OpenAI has announced the acquisition of Netomi — a company specializing in creating AI agents for customer service. Simply put, Netomi develops intelligent chatbots and voice assistants that help companies automate user support.
What is Netomi and what does it do?
Netomi has been around for several years and works with major brands across various industries — retail, finance, telecommunications, and others. Their technology enables the creation of AI agents capable of communicating with customers via text chats, email, and even voice calls.
A key feature of the product is that it offers more than just canned responses. The system can understand the context of a request, handle complex scenarios, and integrate with internal company tools: CRM systems, knowledge bases, and order management platforms. This means the AI agent can not only answer a question but also, for example, process a return or check delivery status.
Netomi has its own language models and experience working with enterprise clients who prioritize reliability, security, and the ability to fine-tune processes.
Why OpenAI needs this
OpenAI is actively developing its corporate business. They have ChatGPT Enterprise, an API for developers, and recently, they have started discussing more how their models can be used not just for experiments but for real business tasks.
The purchase of Netomi is a logical step toward creating ready-made solutions. Instead of simply providing a model and saying, «Here is GPT; build what you want», OpenAI gains a team and technology that already knows how to solve a specific problem: customer service automation at a level acceptable for large businesses.

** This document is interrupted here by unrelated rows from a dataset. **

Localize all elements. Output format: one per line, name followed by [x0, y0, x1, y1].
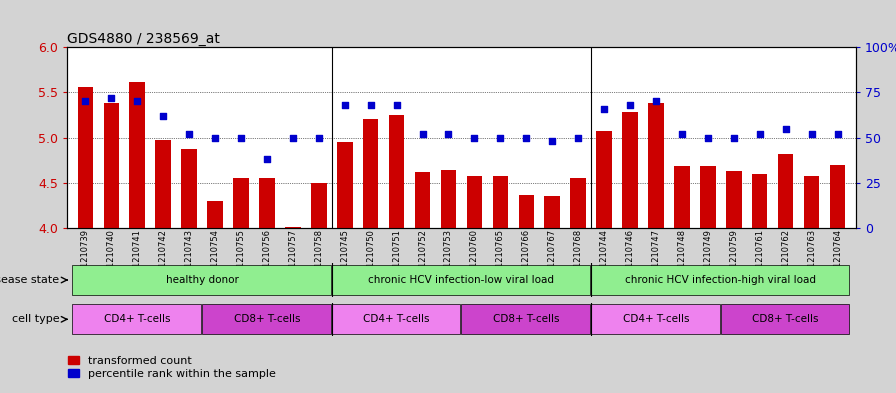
Point: [234, 134, 248, 141]
Bar: [830, 165, 845, 228]
Bar: [311, 183, 326, 228]
Bar: [591, 304, 719, 334]
Bar: [78, 87, 93, 228]
Point: [727, 134, 741, 141]
Point: [467, 134, 481, 141]
Bar: [720, 304, 849, 334]
Point: [286, 134, 300, 141]
Bar: [332, 304, 461, 334]
Bar: [493, 176, 508, 228]
Bar: [337, 142, 352, 228]
Bar: [752, 174, 768, 228]
Bar: [129, 83, 145, 228]
Point: [649, 98, 663, 105]
Bar: [804, 176, 819, 228]
Bar: [441, 170, 456, 228]
Bar: [202, 304, 331, 334]
Point: [260, 156, 274, 162]
Point: [104, 95, 118, 101]
Point: [675, 131, 689, 137]
Point: [364, 102, 378, 108]
Bar: [155, 140, 171, 228]
Point: [182, 131, 196, 137]
Point: [597, 105, 611, 112]
Point: [831, 131, 845, 137]
Bar: [461, 304, 590, 334]
Point: [753, 131, 767, 137]
Bar: [700, 167, 716, 228]
Point: [416, 131, 430, 137]
Text: CD4+ T-cells: CD4+ T-cells: [623, 314, 689, 324]
Bar: [519, 195, 534, 228]
Point: [545, 138, 559, 144]
Point: [805, 131, 819, 137]
Bar: [622, 112, 638, 228]
Point: [312, 134, 326, 141]
Point: [78, 98, 92, 105]
Bar: [259, 178, 275, 228]
Bar: [674, 167, 690, 228]
Bar: [389, 115, 404, 228]
Bar: [363, 119, 378, 228]
Bar: [648, 103, 664, 228]
Bar: [233, 178, 249, 228]
Bar: [545, 196, 560, 228]
Text: chronic HCV infection-low viral load: chronic HCV infection-low viral load: [368, 275, 555, 285]
Point: [519, 134, 533, 141]
Bar: [73, 304, 201, 334]
Text: chronic HCV infection-high viral load: chronic HCV infection-high viral load: [625, 275, 816, 285]
Bar: [778, 154, 794, 228]
Point: [442, 131, 456, 137]
Point: [390, 102, 404, 108]
Bar: [591, 265, 849, 295]
Bar: [597, 131, 612, 228]
Text: cell type: cell type: [12, 314, 59, 324]
Point: [130, 98, 144, 105]
Text: CD8+ T-cells: CD8+ T-cells: [234, 314, 300, 324]
Legend: transformed count, percentile rank within the sample: transformed count, percentile rank withi…: [64, 351, 280, 384]
Bar: [104, 103, 119, 228]
Text: CD8+ T-cells: CD8+ T-cells: [493, 314, 559, 324]
Bar: [415, 172, 430, 228]
Bar: [467, 176, 482, 228]
Text: GDS4880 / 238569_at: GDS4880 / 238569_at: [67, 32, 220, 46]
Point: [701, 134, 715, 141]
Point: [623, 102, 637, 108]
Bar: [332, 265, 590, 295]
Text: CD8+ T-cells: CD8+ T-cells: [753, 314, 819, 324]
Point: [208, 134, 222, 141]
Bar: [73, 265, 331, 295]
Point: [338, 102, 352, 108]
Bar: [207, 201, 223, 228]
Text: CD4+ T-cells: CD4+ T-cells: [364, 314, 430, 324]
Point: [779, 125, 793, 132]
Point: [571, 134, 585, 141]
Text: CD4+ T-cells: CD4+ T-cells: [104, 314, 170, 324]
Point: [156, 113, 170, 119]
Bar: [726, 171, 742, 228]
Point: [493, 134, 507, 141]
Bar: [285, 227, 301, 228]
Bar: [181, 149, 197, 228]
Text: disease state: disease state: [0, 275, 59, 285]
Text: healthy donor: healthy donor: [166, 275, 238, 285]
Bar: [571, 178, 586, 228]
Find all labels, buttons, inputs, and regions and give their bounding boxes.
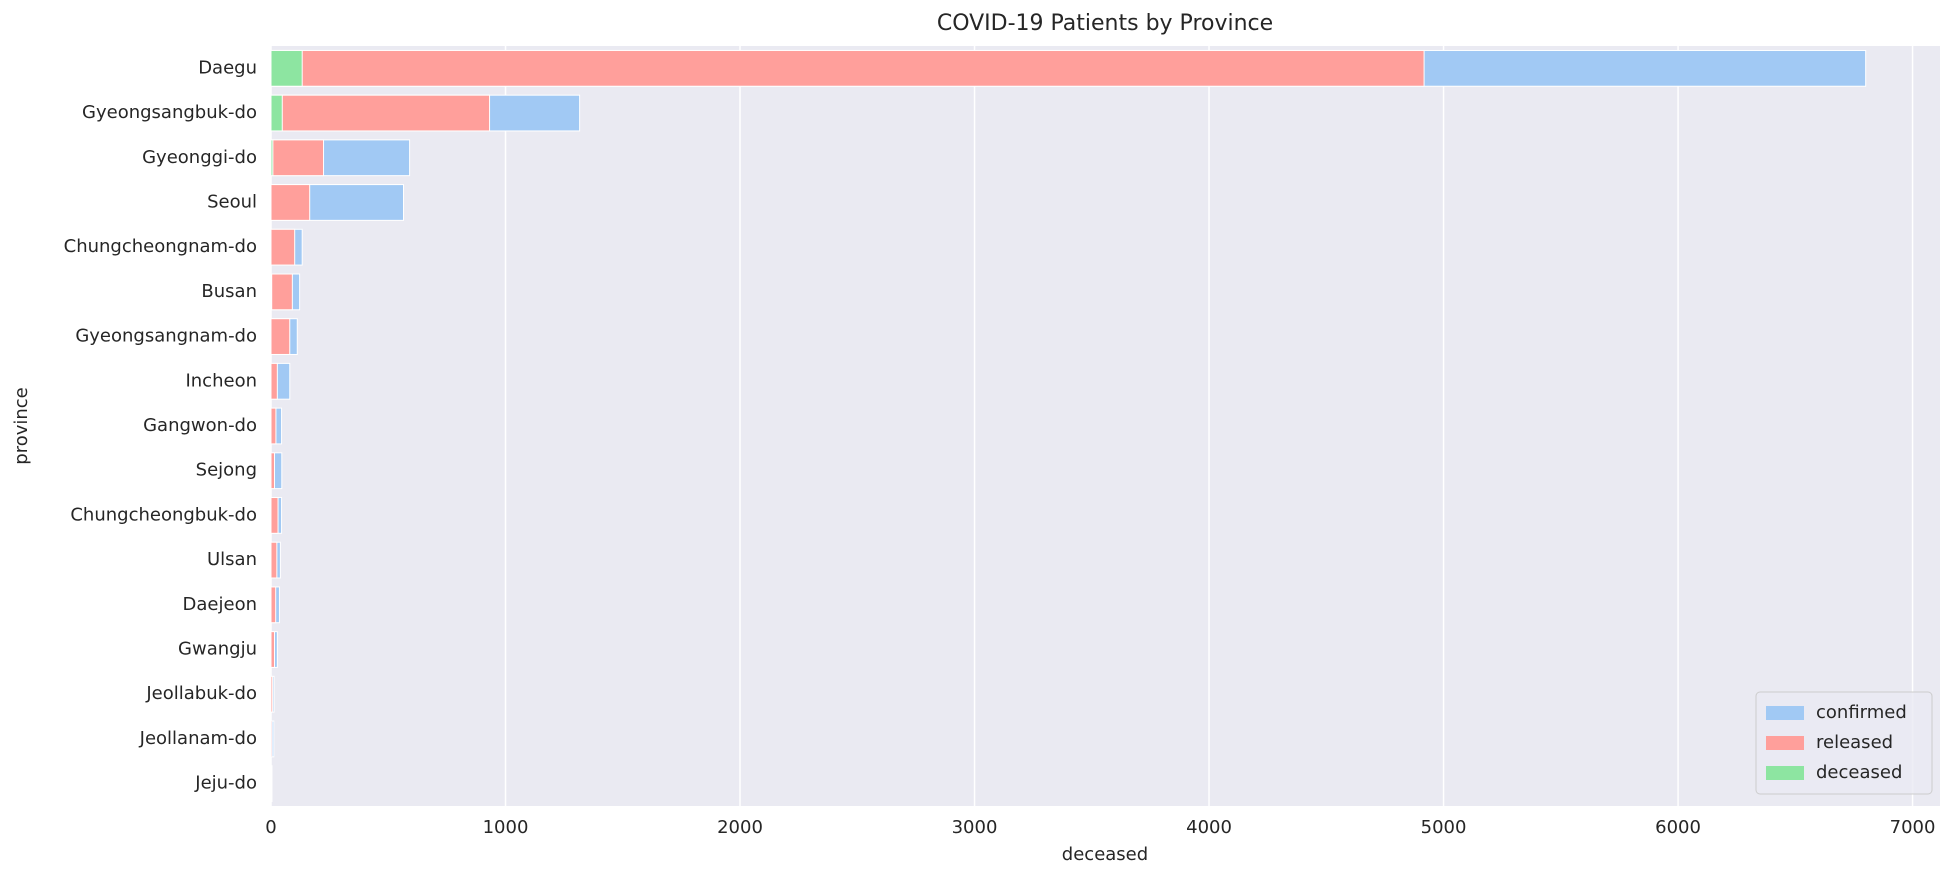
- legend-swatch: [1766, 766, 1804, 780]
- y-tick-label: Jeju-do: [194, 773, 257, 794]
- x-tick-label: 3000: [952, 817, 998, 838]
- bar: [270, 586, 277, 624]
- y-tick-label: Seoul: [207, 191, 257, 212]
- x-tick-label: 5000: [1421, 817, 1467, 838]
- y-axis-label: province: [11, 387, 32, 464]
- bar: [270, 452, 276, 490]
- y-tick-label: Incheon: [185, 370, 257, 391]
- legend-swatch: [1766, 736, 1804, 750]
- legend-label: released: [1816, 732, 1893, 753]
- bar: [270, 318, 291, 355]
- x-tick-label: 7000: [1890, 817, 1936, 838]
- x-tick-label: 1000: [483, 817, 529, 838]
- x-tick-label: 0: [265, 817, 276, 838]
- bar: [270, 675, 274, 713]
- y-tick-label: Gyeongsangbuk-do: [82, 102, 257, 123]
- bar: [270, 541, 278, 579]
- y-tick-label: Gyeonggi-do: [142, 147, 257, 168]
- y-tick-label: Gwangju: [178, 639, 257, 660]
- legend-label: deceased: [1816, 762, 1902, 783]
- chart-title: COVID-19 Patients by Province: [937, 11, 1273, 36]
- bar: [270, 94, 491, 132]
- bar: [270, 497, 279, 534]
- y-tick-label: Jeollanam-do: [139, 728, 257, 749]
- bar: [270, 720, 273, 758]
- bar: [270, 49, 303, 87]
- bar: [270, 273, 273, 311]
- x-axis-label: deceased: [1062, 844, 1148, 865]
- y-tick-label: Chungcheongnam-do: [64, 236, 257, 257]
- y-tick-label: Sejong: [196, 460, 257, 481]
- y-tick-label: Gyeongsangnam-do: [75, 326, 257, 347]
- y-tick-label: Busan: [201, 281, 257, 302]
- y-tick-label: Gangwon-do: [143, 415, 257, 436]
- y-tick-label: Daejeon: [183, 594, 257, 615]
- y-tick-label: Ulsan: [207, 549, 257, 570]
- y-tick-label: Jeollabuk-do: [145, 683, 257, 704]
- bar: [270, 184, 311, 221]
- y-tick-label: Chungcheongbuk-do: [70, 504, 257, 525]
- bar: [270, 228, 296, 266]
- x-tick-label: 4000: [1186, 817, 1232, 838]
- bar: [270, 139, 274, 177]
- x-tick-label: 6000: [1655, 817, 1701, 838]
- bar: [270, 407, 277, 445]
- bar: [270, 49, 1425, 87]
- bar: [270, 362, 278, 400]
- legend-label: confirmed: [1816, 702, 1907, 723]
- x-tick-label: 2000: [717, 817, 763, 838]
- plot-area: [271, 46, 1940, 806]
- bar: [270, 94, 283, 132]
- bar: [270, 139, 325, 177]
- y-tick-label: Daegu: [198, 57, 257, 78]
- bar: [270, 273, 293, 311]
- bar: [270, 765, 273, 803]
- legend-swatch: [1766, 706, 1804, 720]
- bar: [270, 631, 276, 668]
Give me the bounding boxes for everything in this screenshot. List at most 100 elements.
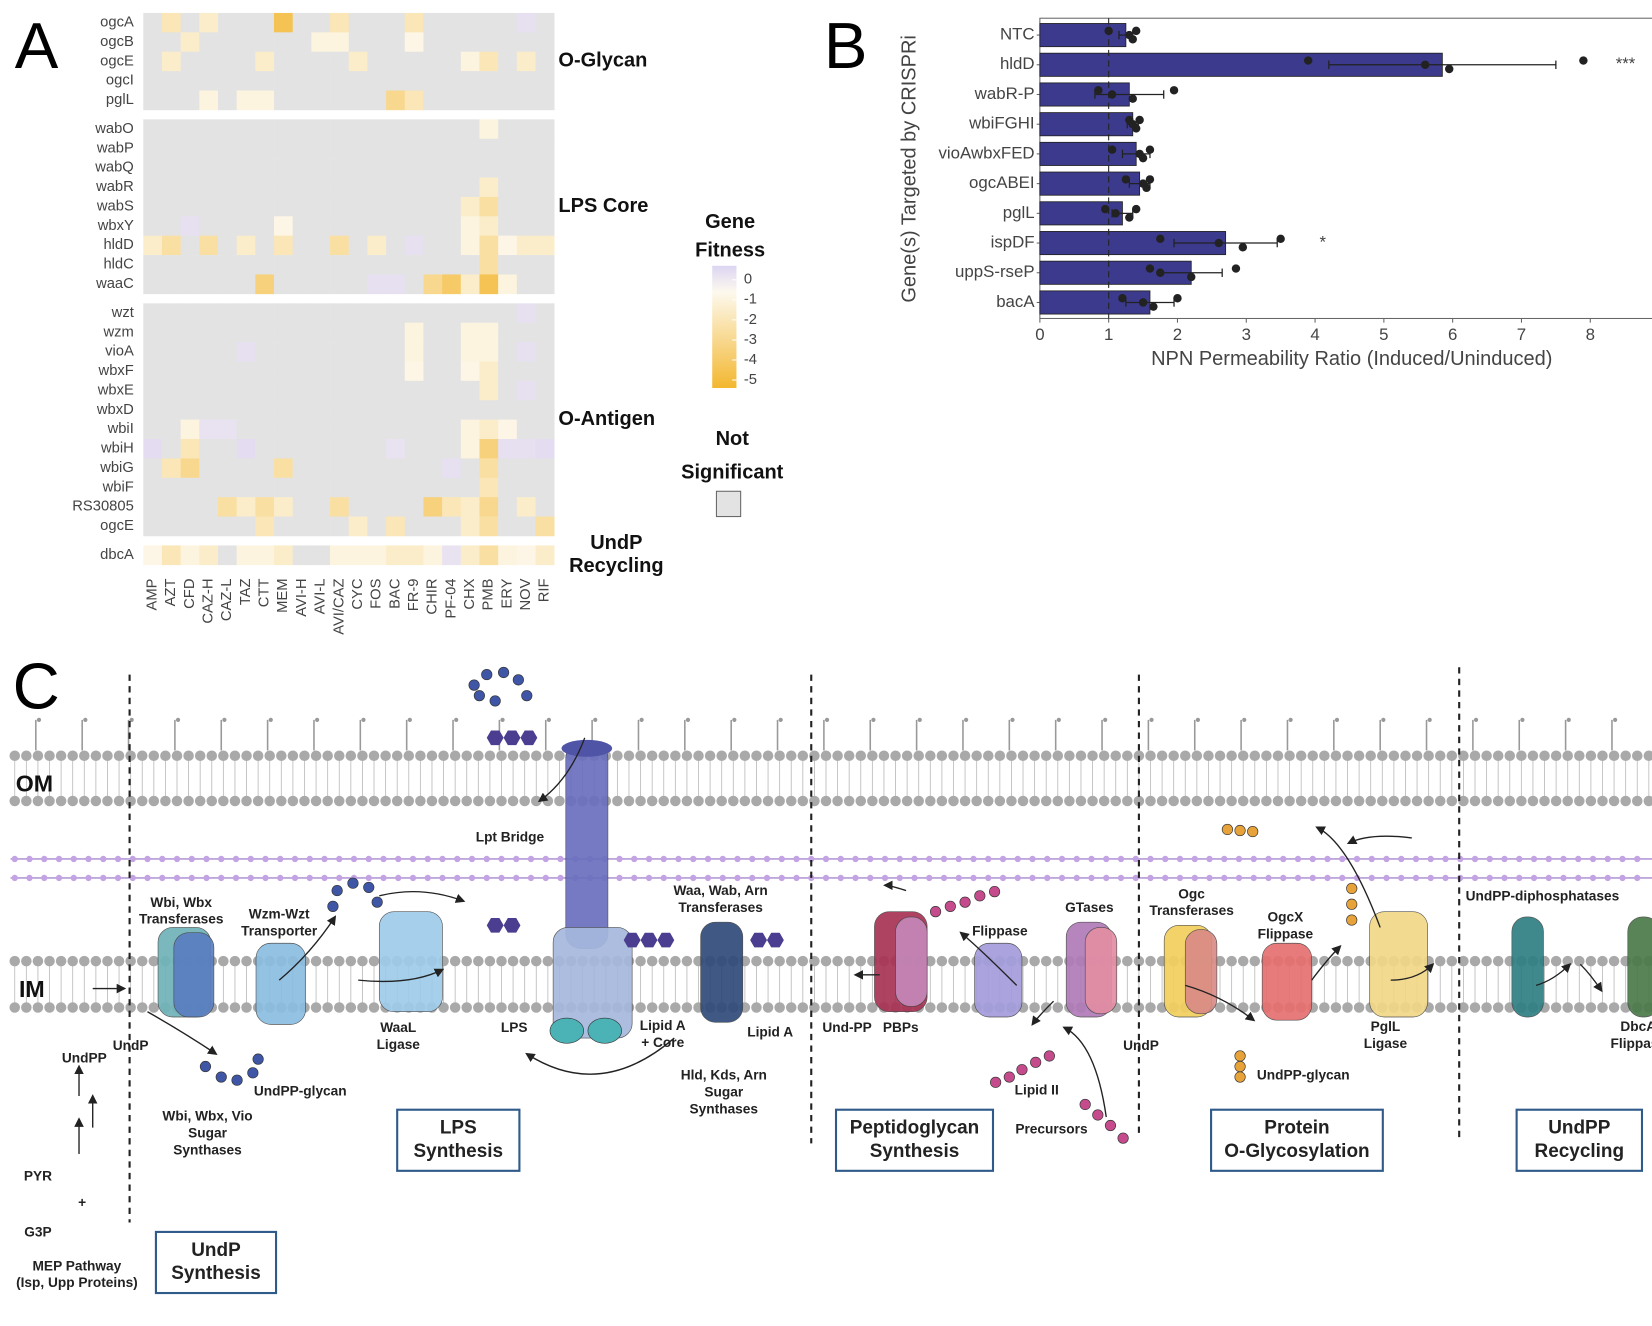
pg-bead <box>690 855 697 863</box>
lipid-head <box>948 955 959 967</box>
heatmap-cell <box>199 274 219 295</box>
heatmap-cell <box>236 216 256 236</box>
protein <box>1369 911 1428 1018</box>
data-point <box>1128 35 1137 44</box>
lipid-head <box>1574 750 1585 761</box>
pg-bead <box>1073 874 1080 882</box>
lipid-head <box>44 750 55 761</box>
lipid-head <box>1156 795 1168 807</box>
heatmap-cell <box>255 119 275 140</box>
heatmap-cell <box>367 119 387 140</box>
lipid-head <box>67 795 78 807</box>
heatmap-cell <box>199 51 219 72</box>
lipid-head <box>1180 750 1191 761</box>
pg-bead <box>1545 874 1552 882</box>
heatmap-cell <box>292 119 312 140</box>
sugar <box>1234 1060 1246 1073</box>
lipid-head <box>229 750 241 761</box>
lpt-cap <box>561 739 613 757</box>
lipid-head <box>762 795 774 807</box>
section-title: Recycling <box>1535 1141 1625 1162</box>
pg-bead <box>1619 855 1626 863</box>
diagram-label: Ogc <box>1178 886 1205 901</box>
pg-bead <box>1589 874 1597 882</box>
heatmap-cell <box>442 71 462 91</box>
heatmap-cell <box>516 380 536 401</box>
heatmap-cell <box>236 361 256 382</box>
pg-bead <box>1589 855 1597 863</box>
lps-tip <box>83 717 88 722</box>
lipid-head <box>461 1002 472 1013</box>
heatmap-cell <box>404 458 424 479</box>
pg-bead <box>690 874 697 882</box>
column-label: CHIR <box>425 579 441 615</box>
row-label: hldC <box>103 257 134 273</box>
heatmap-cell <box>404 274 424 295</box>
pg-bead <box>1147 874 1154 882</box>
diagram-label: G3P <box>24 1225 51 1240</box>
heatmap-cell <box>460 439 480 459</box>
lipid-head <box>1052 795 1064 807</box>
heatmap-cell <box>479 255 499 275</box>
lipid-head <box>310 750 322 761</box>
sugar <box>1016 1064 1028 1076</box>
lps-tip <box>685 717 691 722</box>
data-point <box>1149 302 1158 311</box>
heatmap-cell <box>180 119 200 140</box>
heatmap-cell <box>367 138 387 159</box>
heatmap-cell <box>292 380 312 401</box>
error-bar <box>1328 60 1557 69</box>
heatmap-cell <box>498 119 518 140</box>
heatmap-cell <box>423 235 443 256</box>
pg-bead <box>1383 855 1390 863</box>
heatmap-cell <box>217 196 237 217</box>
data-point <box>1173 294 1182 303</box>
heatmap-cell <box>460 158 480 178</box>
lipid-head <box>646 1002 658 1013</box>
heatmap-cell <box>311 177 331 198</box>
heatmap-cell <box>479 439 499 459</box>
lipid-head <box>1342 750 1353 761</box>
heatmap-cell <box>274 119 294 140</box>
heatmap-cell <box>367 458 387 479</box>
lipid-head <box>959 795 971 807</box>
pg-bead <box>1250 855 1257 863</box>
x-tick-label: 5 <box>1379 325 1388 344</box>
heatmap-cell <box>535 458 555 479</box>
heatmap-cell <box>255 361 275 382</box>
pg-bead <box>498 874 505 882</box>
lipid-head <box>32 1002 44 1013</box>
sugar <box>498 666 510 679</box>
heatmap-cell <box>498 477 518 498</box>
lipid-head <box>1226 955 1237 967</box>
row-label: ogcA <box>100 15 134 31</box>
heatmap-cell <box>404 138 424 159</box>
heatmap-cell <box>404 361 424 382</box>
lipid-head <box>102 795 113 807</box>
heatmap-cell <box>348 138 368 159</box>
heatmap-cell <box>423 71 443 91</box>
pg-bead <box>1014 855 1021 863</box>
heatmap-cell <box>143 516 163 537</box>
lipid-head <box>936 795 948 807</box>
pg-bead <box>1501 874 1508 882</box>
lipid-head <box>113 955 125 967</box>
lipid-head <box>820 955 832 967</box>
column-label: AVI-L <box>313 579 329 615</box>
heatmap-cell <box>404 322 424 343</box>
heatmap-cell <box>330 516 350 537</box>
y-tick-label: ogcABEI <box>969 173 1035 192</box>
pg-bead <box>1073 855 1080 863</box>
lipid-head <box>797 750 809 761</box>
heatmap-cell <box>143 361 163 382</box>
legend-title: Significant <box>681 462 784 484</box>
lipid-head <box>194 795 206 807</box>
y-tick-label: pglL <box>1003 203 1035 222</box>
diagram-label: Wbi, Wbx, Vio <box>162 1109 252 1124</box>
heatmap-cell <box>274 497 294 517</box>
heatmap-cell <box>255 51 275 72</box>
lps-tip <box>1195 717 1201 722</box>
lipid-head <box>1527 750 1539 761</box>
heatmap-cell <box>535 51 555 72</box>
lipid-head <box>1342 795 1353 807</box>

This is important because corporate clients often want a product, not an API. They need integration, support, guarantees, and the ability to quickly deploy a solution without having to build everything from scratch. Netomi offers exactly that.
What will happen to Netomi's products and clients?
OpenAI stated that the Netomi team will join them, while existing clients will continue to receive support. Plans include integrating Netomi technologies into OpenAI products — most likely affecting ChatGPT Enterprise and tools for developing AI agents.
For Netomi clients, this could mean that their solutions will eventually start running on OpenAI's new models, potentially bringing a boost in quality and capabilities. For OpenAI, this means access to established integrations, a client base, and experience with the requirements of the enterprise segment.
Context: The market of AI agents for business
Many companies are currently working on making AI agents more useful and reliable for business. Google, Microsoft, Salesforce, and Amazon are all offering tools for automating customer support using language models in one way or another.
But there is a big difference between «we have a powerful model» and «we have a ready-made solution for a call center». You need integrations, voice processing infrastructure, the ability to train the system on company data, and information security. Netomi has already solved many of these tasks.
Buying Netomi is a way for OpenAI to enter the corporate AI solutions market faster with a ready-made product, not just technology.
What this means for the industry
Firstly, this is a signal that OpenAI is serious about competing not only in the developer and enthusiast segment but also in the corporate sector — a market with different requirements and different revenue opportunities.
Secondly, it shows that buying companies with ready-made products and client bases can be faster than building everything from scratch, especially when it comes to complex integrations and working with enterprise clients.
Thirdly, for startups building LLM-based solutions, this can be both an opportunity (if their technology proves interesting to major players) and a sign of intensified competition — because OpenAI will now offer not just the model but ready-made solutions in specific niches.
It is still unclear exactly what the products will look like after integration and what new opportunities will arise for OpenAI customers. But the direction is clear: a move from infrastructure to ready-made solutions, from APIs to products, and from developers to businesses.